Present company excepted, but I object to the phoney positivity of people who advocate simplistic quick-fix solutions, usually involving something that they have a financial interest in themselves. I bet that the summit was swarming with such people. But that's being negative, isn't it, and disqualifies me from the right to an opinion in the eyes of some.
As for the person who advocated once again the harvesting of water, I reiterate that HARVESTING water sustainably (i.e. not letting streams run dry etc) provides absolutely NO assurance that it will be USED sustainably (i.e. without generating pollution). A very interesting book on this subject is due to be published any day now. Titled "Canterbury's Wicked Water", it is written by Murray Rodgers of the Water Rights Trust, and should be compulsory reading for anyone stupid enough to buy into the raw idea that water harvesting must be a good thing to do.

Gosh, Tom, so defensive...

Yes, I am thinking about doing something about it. I've talked to several of my advertising colleagues about this in the past week, and all agree it's worth a crack.

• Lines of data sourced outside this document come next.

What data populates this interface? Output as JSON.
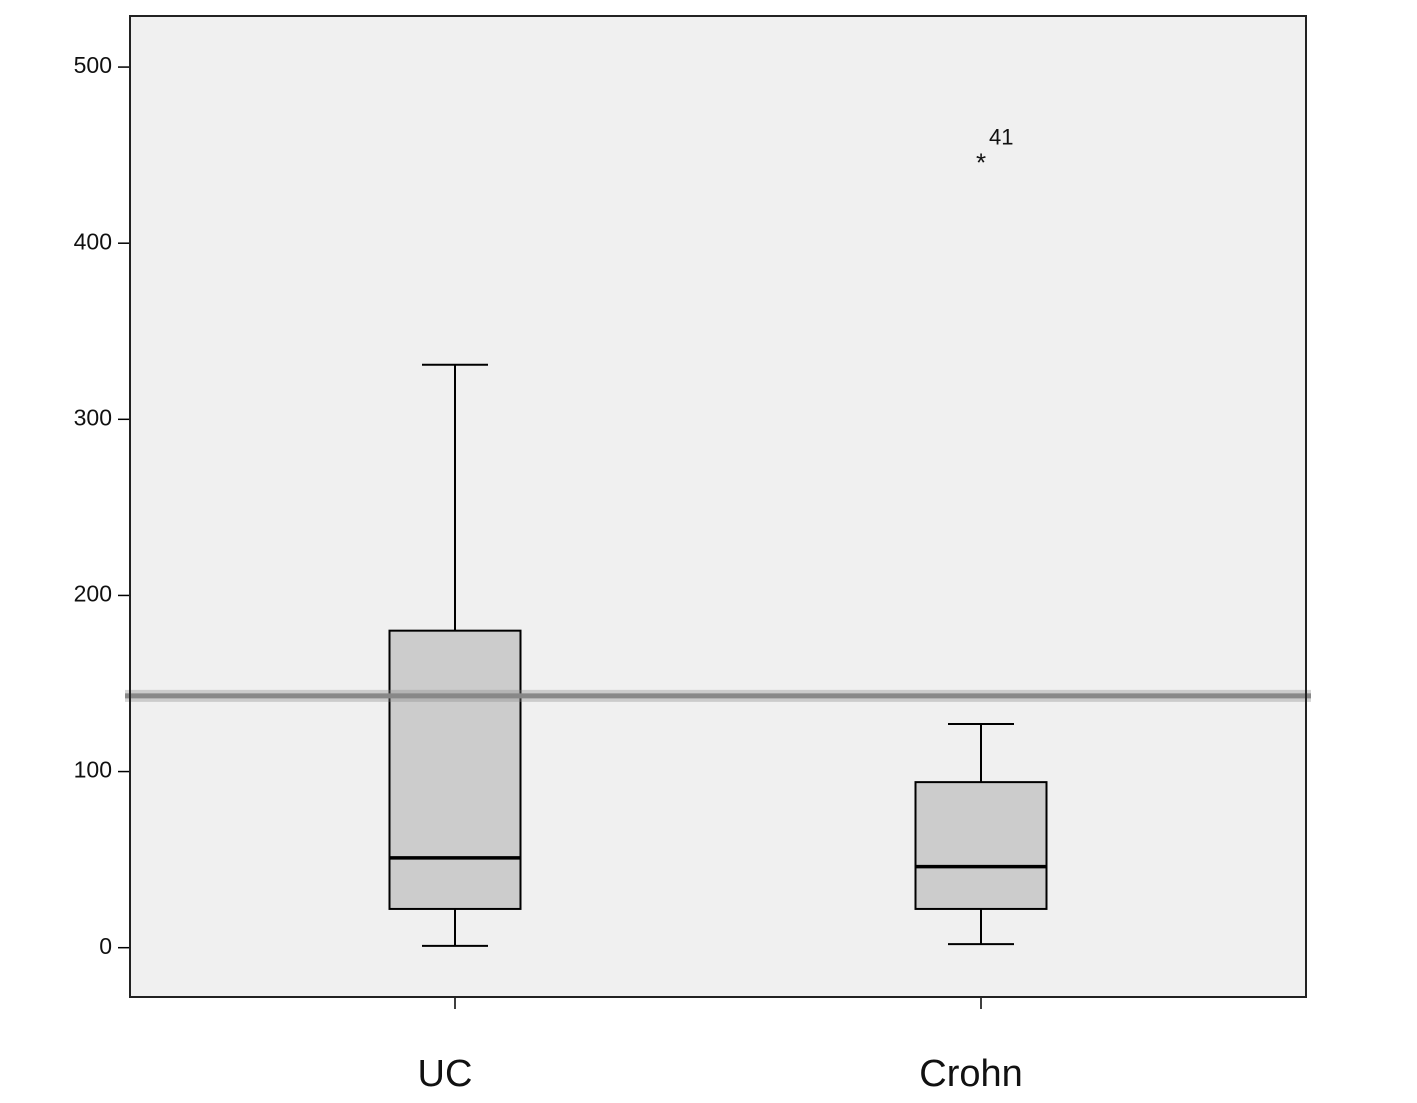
{
  "chart_data": {
    "type": "box",
    "categories": [
      "UC",
      "Crohn"
    ],
    "min": [
      1,
      2
    ],
    "q1": [
      22,
      22
    ],
    "median": [
      51,
      46
    ],
    "q3": [
      180,
      94
    ],
    "max": [
      331,
      127
    ],
    "outliers": [
      [],
      [
        {
          "value": 448,
          "label": "41"
        }
      ]
    ],
    "reference_line": 143,
    "ylim": [
      -28,
      529
    ],
    "yticks": [
      0,
      100,
      200,
      300,
      400,
      500
    ],
    "plot_color": "#f0f0f0",
    "box_color": "#cccccc",
    "reference_color": "#888888"
  }
}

Now whether that happens in an over-hyped public forum, or in a more private setting - where ideas are publicly shared only if they are seen to have real merit - I am as yet undecided. It is possibly something that could be put to CAANZ, our industry body, as a pro bono project, or done through an industry organ like Campaign Brief, or even through this magazine.

But I stand by my comments that the results were lame and we - creative New Zealanders - can do better.

I'll keep you posted, bro.

Martin, your offer of an advertisement is inspired. I'm thinking of a sprightly white fella winking and saying "c'mon, give it a go, bro!" whilst holding up a thumb in an upbeat gesture. Could be a winning campaign. It's neither condescending nor trivial. Indeed I find it inspiring that such a young chap could speak in the vernacular with such alacrity.
By way of explanation: I went to school with a lot of Polynesian boys and this is indeed the way they speak.

Good to know what Auckland entrepreneurs are doing.